In the middle of a slow morning one year ago, I got a call from my best friend’s wife. My friend had had a massive heart attack. He didn’t make it. I couldn’t tell you what the weather was like that day. I couldn’t tell you if it was sunny or gray. I can remember the shock. I can remember wanting it to not be true. I spent the day wandering from room to room in my apartment – dancing with grief and fond memories. I spent my day searching what few words I could find to encapsulate the bigness of my friend and the richness of our friendship.
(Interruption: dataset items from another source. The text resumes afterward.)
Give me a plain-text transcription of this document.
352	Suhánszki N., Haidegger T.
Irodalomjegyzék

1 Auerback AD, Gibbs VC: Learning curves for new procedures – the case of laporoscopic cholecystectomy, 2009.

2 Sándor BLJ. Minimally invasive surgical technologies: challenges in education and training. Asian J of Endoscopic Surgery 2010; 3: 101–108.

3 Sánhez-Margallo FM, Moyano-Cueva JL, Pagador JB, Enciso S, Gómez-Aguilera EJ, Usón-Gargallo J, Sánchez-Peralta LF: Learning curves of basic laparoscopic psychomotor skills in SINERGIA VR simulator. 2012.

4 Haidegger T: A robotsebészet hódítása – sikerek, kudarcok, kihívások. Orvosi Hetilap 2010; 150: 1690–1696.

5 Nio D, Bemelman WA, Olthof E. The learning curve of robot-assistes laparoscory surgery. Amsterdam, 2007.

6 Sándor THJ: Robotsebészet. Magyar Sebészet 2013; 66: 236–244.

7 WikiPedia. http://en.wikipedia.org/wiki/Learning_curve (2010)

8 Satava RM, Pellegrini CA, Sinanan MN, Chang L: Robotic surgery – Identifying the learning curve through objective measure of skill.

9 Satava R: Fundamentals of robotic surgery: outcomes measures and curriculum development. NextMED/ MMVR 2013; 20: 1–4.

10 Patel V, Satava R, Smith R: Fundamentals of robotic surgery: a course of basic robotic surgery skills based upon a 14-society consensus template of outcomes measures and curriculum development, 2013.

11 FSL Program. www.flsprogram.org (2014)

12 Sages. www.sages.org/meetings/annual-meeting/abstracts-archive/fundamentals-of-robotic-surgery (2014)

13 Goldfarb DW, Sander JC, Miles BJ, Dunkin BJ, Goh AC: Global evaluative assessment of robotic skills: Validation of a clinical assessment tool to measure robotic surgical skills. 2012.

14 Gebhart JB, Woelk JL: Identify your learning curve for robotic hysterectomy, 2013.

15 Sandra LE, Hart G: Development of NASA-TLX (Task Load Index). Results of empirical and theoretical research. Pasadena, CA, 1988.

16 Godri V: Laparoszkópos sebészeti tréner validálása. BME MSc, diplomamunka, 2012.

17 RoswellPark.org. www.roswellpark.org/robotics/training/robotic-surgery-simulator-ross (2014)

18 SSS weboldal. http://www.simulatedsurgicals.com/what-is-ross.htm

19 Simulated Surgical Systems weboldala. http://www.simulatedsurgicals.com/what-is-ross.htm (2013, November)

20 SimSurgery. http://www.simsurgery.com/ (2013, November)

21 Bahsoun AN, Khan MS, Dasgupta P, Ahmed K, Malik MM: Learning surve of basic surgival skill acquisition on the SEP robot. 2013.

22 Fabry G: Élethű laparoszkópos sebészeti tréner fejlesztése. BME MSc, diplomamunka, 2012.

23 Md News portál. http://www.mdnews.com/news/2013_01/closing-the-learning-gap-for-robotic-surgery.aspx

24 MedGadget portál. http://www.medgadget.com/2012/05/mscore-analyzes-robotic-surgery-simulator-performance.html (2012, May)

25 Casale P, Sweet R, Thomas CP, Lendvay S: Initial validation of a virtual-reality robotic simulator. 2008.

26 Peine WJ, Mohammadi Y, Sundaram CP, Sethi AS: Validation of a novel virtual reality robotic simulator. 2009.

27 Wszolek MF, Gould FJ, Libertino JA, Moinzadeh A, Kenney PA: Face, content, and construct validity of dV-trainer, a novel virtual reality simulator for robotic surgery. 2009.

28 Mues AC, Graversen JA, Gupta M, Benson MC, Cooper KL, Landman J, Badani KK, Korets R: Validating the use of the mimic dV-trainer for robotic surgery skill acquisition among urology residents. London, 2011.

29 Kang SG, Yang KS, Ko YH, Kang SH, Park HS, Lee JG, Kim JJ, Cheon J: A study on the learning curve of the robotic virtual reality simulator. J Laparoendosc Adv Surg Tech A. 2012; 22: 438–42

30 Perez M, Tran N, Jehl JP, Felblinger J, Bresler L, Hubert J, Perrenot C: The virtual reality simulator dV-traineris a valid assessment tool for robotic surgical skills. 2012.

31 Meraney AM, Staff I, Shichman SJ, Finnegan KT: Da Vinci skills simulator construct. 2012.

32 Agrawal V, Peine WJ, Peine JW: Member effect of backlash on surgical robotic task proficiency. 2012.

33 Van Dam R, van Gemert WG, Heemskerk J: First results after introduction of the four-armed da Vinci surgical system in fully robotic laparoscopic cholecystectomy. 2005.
I’ve thought about my friend often in the year since he passed. I’ve gone to concerts and wanted to text him about the show. I been reminded of him by songs and funny stories. Every time I’ve felt a tightness in my chest or some form of heartburn or the quickness of my heart as sometimes happens, I’ve wondered, “is this how he went?” I think about that, the physicality and logistics of it, more than I expected to. I’ve thought about his family and how horribly unfair this is, how losing him wasn’t part of the plan – at least not their plan.
I’ve had to go back and check the date to make sure I have it right – mostly because the condolences came in waves. I’ve thought about the importance of dates – the things we honor, the things we keep. Over the course of a lifetime, they add up. They become a calendar unto themself – grief and celebration.
In a small nook carved out in a wall in my apartment, a space that held a telephone when telephones were part of the architecture of how we lived, I have a small collection of rocks and seashells, and in the middle of that gathering sits a smooth gray river stone painted with a yellow sun and my friends initials, TM. His kids had painted rocks for family and friends to take after the funeral.
There is, today, a sense of shame or embarrassment over how routine it all feels – how it’s been subsumed by the larger me. It’s as if I want bigger thoughts and better words to meet the moment – or maybe I expected this anniversary to be more emotionally charged, more crushing. But I think when people are with you, in your mind and heart, on a semi-regular basis, the anniversaries are just days, in a long list of days, when you think of them with more intention and gratitude.
A year ago today I got a call telling me my best friend had died. A year ago today.